Christopher Reeve said he chose the film for two reasons. The first one is that the script captured very well "the allegorical battle between Van Weyden and Larsen, which reflects the enlightenment and darkness of men". The second one was that he thought that Vancouver, the filming location, was a great place to be with his family.

Reeve said he chose not to look at previous adaptions of the book, finding it more rewarding to base his interpretation on the current script rather than on previous performances. He said he played Van Weyden "not as a dandy but as a snob who is decent at heart; who goes through a humanizing process to survive, and whose primitive instinct is brought to the fore. I played each scene as if he were accepting his plight as a positive learning experience. That attitude became the litmus test for the character."

Reeve said that Bronson was daunted by the amount of dialogue he had and explained "he's used to playing characters who don't talk much. He came to the set with every move already worked out—not a lot of flexibility. Frankly, I tried to be invisible around him as much as possible. I wanted to be part of the solution and not part of the problem. I took the attitude that I was a reactor cast adrift in the new world. A fish out of water with no controls of the events."

==Reception==
Ray Loynd of the Los Angeles Times "the production rivals the classic Edward G. Robinson remake (Warner Bros., 1942), generally cited as the strongest of all six prior "Sea Wolf" movies (including three silents). ... Bronson, playing what's probably his first thinking man's heavy, seems right at home as the power-maddened Wolf Larsen butting heads and spouting lines from Milton ("It's better to reign in hell than to serve in heaven"). But it's Reeve's character, compelled to claw his way out of the galley as the spat-upon cabin boy, who does all the changing in this sea-tossed crucible of fire."

Mark Dawidziak, in his review published in the Calgary Herald, said that he found the acting of leads flat. Also that the film was corny but entertaining.

Tony Scott of Variety did not like it saying that it is a "barnacled story suffers from miscasting, loose direction and archaic dialogue; the meller founders." However he praised the cinematography, the score, the editing, the effects, the set, and costume design.

Dave Jewett of The Columbian thought that Bronson did a good job acting but that it was difficult to watch Reeve play a weak character due to the fact his most well known role is Superman. He also explained that the high sea scenery serves the film well.

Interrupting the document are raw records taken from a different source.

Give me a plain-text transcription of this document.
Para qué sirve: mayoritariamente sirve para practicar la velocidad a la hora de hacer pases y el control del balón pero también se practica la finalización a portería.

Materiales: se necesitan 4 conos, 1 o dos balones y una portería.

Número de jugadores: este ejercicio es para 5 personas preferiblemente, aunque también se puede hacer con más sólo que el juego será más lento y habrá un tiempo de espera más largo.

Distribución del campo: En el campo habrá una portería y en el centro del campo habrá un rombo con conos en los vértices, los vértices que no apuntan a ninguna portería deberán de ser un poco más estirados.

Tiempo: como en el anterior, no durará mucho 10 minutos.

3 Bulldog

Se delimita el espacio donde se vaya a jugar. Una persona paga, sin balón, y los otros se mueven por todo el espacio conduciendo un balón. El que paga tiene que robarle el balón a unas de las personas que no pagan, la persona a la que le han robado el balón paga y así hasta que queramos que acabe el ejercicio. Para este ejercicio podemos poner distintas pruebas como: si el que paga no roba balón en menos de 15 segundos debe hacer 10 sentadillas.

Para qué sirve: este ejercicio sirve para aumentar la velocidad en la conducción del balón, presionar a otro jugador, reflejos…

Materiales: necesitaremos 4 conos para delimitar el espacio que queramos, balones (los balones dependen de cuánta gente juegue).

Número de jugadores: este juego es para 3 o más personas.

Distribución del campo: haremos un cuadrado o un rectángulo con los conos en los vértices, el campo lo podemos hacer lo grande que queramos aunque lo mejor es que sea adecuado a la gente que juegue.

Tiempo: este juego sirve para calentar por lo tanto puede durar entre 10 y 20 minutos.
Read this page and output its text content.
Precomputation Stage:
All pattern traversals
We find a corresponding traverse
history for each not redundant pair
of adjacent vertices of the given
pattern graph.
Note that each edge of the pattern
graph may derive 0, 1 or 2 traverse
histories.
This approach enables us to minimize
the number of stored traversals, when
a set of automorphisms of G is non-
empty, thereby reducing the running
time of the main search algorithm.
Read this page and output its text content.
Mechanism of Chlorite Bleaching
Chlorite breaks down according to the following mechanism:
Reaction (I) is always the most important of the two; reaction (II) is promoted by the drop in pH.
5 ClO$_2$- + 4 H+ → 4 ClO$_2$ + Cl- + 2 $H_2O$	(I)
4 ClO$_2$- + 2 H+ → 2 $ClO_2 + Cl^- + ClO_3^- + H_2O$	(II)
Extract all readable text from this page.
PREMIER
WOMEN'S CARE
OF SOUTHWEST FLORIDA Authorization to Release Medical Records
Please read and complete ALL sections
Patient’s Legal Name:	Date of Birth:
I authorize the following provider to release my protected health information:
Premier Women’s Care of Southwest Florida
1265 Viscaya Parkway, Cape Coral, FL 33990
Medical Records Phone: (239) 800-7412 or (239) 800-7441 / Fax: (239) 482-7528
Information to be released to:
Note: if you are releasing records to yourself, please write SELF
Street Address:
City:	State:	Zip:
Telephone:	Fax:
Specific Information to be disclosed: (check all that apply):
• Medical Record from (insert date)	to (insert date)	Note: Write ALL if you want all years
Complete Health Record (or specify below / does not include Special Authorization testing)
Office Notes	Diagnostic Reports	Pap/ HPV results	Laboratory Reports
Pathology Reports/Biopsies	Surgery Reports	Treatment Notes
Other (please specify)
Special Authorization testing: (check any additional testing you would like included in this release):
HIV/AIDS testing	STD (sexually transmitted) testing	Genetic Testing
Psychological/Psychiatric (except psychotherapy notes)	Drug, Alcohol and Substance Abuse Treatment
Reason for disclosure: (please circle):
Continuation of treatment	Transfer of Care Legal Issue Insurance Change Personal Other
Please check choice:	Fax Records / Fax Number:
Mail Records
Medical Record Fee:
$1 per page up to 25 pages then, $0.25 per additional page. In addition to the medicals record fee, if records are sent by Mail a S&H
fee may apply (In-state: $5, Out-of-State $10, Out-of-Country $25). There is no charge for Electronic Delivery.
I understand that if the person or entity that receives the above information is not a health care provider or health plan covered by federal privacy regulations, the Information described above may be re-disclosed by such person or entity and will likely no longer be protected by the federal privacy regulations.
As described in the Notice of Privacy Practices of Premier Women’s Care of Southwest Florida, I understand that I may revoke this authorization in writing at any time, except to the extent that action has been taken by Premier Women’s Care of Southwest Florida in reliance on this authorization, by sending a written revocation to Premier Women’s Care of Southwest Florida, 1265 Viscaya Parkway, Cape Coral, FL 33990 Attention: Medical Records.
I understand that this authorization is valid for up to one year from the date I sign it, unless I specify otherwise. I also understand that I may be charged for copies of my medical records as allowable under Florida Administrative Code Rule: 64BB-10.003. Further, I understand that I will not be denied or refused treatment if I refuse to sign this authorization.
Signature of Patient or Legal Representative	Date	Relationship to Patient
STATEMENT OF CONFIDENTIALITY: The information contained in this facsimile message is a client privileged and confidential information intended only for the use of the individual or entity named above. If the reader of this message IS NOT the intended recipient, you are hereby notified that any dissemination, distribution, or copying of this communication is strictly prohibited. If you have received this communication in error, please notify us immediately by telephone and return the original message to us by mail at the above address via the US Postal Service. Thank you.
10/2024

Ron Miller in his Richmond Times-Dispatch review said it was interesting to watch Reeve and Bronson break out of their usual typecast. He explained he found them to be good as well as the rest of the cast. Furthermore, he liked the photography.

Tom Jicha of the Sun Sentinel praised the actors, especially Bronson, and said that it "is a riveting tale that draws you into both its narrative and setting."

== Accolades ==
Composer Charles Bernstein was nominated for Outstanding Music Composition for a Miniseries, Movie, or a Special at the 45th Primetime Emmy Awards.